Serhat’tan,
Neyi kastettiğimi anlamış gibi konuşurken boğazını sıkmak istedim.
Bal gibi de biliyor ama inadıma ters konuşuyordu. Madem bu işi böyle çirkinleşerek çözecektik bana da başka bir yol bırakmamıştı.
“Ben seni s.meden önce bakire miydin değil miydin?”
Aynalı konsolunun önünden cam bir şişe alıp yere fırlattıktan sonra edepsizce bağırdı.
“Sen bana bu soruyu nasıl sorarsın! Ne haddine bunu sormak!
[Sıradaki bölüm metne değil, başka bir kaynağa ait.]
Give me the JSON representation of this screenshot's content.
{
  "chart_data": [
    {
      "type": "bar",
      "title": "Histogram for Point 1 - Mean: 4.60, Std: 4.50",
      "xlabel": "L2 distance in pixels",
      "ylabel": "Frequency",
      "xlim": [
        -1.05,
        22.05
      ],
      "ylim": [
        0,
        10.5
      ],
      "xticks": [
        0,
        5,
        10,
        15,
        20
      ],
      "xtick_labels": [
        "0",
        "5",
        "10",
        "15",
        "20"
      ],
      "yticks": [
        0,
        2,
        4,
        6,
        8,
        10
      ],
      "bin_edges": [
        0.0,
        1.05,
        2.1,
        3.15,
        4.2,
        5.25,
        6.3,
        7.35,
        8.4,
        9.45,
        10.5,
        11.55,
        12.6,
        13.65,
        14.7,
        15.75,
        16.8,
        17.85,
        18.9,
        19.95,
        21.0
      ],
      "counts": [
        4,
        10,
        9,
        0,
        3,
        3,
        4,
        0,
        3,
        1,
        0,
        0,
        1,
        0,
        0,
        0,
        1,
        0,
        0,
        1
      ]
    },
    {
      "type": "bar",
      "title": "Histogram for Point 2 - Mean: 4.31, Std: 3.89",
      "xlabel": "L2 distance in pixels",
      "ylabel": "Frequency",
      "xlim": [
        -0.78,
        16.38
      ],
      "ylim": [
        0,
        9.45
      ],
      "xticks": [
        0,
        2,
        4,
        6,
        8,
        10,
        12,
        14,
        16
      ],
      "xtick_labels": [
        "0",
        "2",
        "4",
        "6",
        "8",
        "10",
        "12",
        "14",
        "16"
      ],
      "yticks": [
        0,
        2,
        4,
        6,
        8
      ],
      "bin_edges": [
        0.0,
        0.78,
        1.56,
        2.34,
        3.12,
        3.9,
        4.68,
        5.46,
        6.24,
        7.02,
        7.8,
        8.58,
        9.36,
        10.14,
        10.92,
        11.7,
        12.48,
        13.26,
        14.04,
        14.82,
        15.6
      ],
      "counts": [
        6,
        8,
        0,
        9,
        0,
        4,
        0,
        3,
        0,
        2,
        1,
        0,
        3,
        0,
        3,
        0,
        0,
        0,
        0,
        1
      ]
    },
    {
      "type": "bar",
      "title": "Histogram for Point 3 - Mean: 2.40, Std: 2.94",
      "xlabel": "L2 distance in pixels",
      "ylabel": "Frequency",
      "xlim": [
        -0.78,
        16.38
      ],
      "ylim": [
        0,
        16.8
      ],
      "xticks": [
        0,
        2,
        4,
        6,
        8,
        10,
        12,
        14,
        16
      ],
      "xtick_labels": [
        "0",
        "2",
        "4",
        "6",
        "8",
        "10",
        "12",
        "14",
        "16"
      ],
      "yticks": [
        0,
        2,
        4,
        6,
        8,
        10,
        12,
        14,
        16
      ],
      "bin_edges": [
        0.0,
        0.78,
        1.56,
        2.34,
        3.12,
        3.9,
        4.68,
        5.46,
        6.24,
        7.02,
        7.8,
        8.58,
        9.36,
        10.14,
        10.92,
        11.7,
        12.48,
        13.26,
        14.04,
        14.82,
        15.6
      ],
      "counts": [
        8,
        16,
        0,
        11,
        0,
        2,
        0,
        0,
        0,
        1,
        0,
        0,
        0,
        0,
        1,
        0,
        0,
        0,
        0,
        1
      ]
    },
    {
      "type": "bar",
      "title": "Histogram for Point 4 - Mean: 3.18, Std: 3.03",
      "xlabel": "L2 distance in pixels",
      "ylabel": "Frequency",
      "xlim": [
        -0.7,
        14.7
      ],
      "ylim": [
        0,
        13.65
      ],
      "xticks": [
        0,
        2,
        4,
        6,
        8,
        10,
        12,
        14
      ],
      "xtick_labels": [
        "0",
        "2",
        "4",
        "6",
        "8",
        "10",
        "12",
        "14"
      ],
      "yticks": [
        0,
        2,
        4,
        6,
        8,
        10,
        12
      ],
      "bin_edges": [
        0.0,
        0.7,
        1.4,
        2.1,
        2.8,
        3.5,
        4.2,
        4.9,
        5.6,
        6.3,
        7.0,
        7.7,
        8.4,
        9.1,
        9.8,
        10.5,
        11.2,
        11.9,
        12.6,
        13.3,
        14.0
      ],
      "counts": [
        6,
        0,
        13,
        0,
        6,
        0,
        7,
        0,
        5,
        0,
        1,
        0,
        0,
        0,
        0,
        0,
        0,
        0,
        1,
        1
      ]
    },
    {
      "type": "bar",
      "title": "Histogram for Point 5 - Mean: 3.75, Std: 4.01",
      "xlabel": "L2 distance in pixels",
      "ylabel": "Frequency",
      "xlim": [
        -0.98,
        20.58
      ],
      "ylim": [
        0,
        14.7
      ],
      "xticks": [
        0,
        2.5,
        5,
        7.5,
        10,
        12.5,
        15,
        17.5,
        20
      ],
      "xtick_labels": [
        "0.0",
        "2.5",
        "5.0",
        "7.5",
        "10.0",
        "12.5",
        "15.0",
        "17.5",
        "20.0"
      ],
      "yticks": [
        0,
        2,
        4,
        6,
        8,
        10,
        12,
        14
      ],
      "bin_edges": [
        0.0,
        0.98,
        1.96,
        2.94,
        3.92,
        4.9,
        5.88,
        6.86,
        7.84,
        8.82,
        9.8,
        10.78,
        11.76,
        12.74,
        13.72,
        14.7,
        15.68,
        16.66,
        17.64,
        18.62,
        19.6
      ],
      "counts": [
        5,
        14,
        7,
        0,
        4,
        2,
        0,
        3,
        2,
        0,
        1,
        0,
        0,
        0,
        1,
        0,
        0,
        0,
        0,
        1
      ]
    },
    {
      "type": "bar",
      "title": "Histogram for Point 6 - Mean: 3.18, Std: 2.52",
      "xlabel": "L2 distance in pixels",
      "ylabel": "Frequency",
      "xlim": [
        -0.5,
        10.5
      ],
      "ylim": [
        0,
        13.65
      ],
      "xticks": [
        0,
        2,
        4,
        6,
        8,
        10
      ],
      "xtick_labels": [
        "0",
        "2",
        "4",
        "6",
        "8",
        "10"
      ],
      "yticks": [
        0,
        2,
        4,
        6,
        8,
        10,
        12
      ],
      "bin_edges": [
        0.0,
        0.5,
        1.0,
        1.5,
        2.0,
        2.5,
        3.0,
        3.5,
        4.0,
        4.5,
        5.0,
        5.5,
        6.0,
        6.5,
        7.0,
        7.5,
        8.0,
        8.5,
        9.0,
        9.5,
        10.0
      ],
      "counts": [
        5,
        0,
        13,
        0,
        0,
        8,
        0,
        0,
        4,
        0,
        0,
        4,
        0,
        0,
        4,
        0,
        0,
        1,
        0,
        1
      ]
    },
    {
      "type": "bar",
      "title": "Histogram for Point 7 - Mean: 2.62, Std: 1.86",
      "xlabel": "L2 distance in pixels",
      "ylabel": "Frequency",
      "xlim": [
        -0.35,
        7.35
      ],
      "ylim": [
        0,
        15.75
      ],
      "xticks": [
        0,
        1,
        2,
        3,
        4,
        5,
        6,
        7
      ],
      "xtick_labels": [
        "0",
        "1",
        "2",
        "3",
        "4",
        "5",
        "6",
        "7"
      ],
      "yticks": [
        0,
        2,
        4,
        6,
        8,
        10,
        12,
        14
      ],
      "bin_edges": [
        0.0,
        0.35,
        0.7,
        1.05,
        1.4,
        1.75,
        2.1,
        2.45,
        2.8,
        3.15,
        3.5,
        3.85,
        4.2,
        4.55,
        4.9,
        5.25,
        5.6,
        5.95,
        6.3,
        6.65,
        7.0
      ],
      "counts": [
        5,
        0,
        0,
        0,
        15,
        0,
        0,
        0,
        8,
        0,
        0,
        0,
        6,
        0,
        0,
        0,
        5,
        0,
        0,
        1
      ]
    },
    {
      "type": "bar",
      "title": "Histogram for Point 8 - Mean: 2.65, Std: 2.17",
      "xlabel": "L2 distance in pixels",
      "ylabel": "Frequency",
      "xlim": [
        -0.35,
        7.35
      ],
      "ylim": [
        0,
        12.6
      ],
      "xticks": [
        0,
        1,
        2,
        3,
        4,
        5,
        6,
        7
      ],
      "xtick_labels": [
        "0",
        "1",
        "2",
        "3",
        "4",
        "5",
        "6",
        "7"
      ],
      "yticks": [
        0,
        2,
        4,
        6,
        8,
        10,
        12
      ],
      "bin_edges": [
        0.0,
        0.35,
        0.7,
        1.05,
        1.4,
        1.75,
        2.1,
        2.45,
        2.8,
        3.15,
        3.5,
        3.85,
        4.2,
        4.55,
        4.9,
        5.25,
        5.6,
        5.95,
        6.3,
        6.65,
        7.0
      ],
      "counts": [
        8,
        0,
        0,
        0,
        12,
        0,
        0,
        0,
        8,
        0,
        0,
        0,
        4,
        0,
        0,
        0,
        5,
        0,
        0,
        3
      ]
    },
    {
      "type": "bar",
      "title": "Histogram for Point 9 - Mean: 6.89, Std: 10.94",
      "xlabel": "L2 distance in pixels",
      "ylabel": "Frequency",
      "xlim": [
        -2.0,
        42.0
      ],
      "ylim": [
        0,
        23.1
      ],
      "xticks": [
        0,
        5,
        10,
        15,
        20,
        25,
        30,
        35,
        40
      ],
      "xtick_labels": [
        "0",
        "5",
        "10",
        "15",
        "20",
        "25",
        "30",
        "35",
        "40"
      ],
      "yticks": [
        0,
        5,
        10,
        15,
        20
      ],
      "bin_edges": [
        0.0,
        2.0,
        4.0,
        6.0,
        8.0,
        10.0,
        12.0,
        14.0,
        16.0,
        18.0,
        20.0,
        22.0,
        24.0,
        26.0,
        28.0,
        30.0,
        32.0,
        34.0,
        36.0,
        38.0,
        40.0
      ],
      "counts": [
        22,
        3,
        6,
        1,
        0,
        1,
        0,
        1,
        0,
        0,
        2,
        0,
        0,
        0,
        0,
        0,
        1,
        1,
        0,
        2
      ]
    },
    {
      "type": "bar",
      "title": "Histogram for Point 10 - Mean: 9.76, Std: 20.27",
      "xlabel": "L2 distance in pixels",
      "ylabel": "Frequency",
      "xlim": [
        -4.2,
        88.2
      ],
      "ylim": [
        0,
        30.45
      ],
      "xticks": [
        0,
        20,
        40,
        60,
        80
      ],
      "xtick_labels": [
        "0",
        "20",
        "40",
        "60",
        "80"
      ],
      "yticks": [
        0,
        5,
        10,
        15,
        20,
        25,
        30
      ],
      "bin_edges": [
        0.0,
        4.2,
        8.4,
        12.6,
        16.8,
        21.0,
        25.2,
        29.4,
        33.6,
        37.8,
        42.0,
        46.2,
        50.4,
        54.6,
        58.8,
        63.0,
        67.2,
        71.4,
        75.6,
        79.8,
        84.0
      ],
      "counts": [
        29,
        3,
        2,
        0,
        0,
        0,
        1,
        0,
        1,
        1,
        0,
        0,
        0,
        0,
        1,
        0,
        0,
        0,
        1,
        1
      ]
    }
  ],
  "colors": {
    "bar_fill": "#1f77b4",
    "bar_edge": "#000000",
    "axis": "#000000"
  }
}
Sabaha kadar s.erken iyiydi şimdi mi aklına geldi bekaret!”
Onun taklit ederek ben de elime gelen herhangi bir şişeyi tutup tüm gücümle yere savurdum.
“ŞİMDİ GELDİ! ANLADIN MI AKLIM BAŞIMA YENİ GELDİ!”
Sesim odanın duvarlarında yankılanırken ondan sadece tek bir kelime bekliyordum.
Bana bakireydim diyecekti ve ben de konuyu kapatacaktım ama beni katil etmek ister gibi inadıma inadıma konuşuyordu.
“Yedi defa içime boşaldıktan sonra gelen aklını s.eyim o zaman!”
Hala istediğimi vermediğine göre boş yere çabaladığımı hissettim. Her şey ortadaydı ama ben salak gibi beni kandırması için ona şans üzerine şans veriyordum. Aşkım gözlerimi kör etmişti. Aylardır hayatımdaki varlığını bir anda kesip atmak kolay olmasa da başka çarem yoktu. Kendini kime verdiğini bilmediğim bir kadını tutup ne konağa götürebilir ne de namusumu emanet edebilirdim.
“Sana zorla bir şey yapmadım ama bu ilişkiyi sürdüremem ben. Hoşca..”
Hızla yakama yapıştıktan sonra lafımı kesti.
“Sakın bana beni terk ettiğini söyleme Serhat!”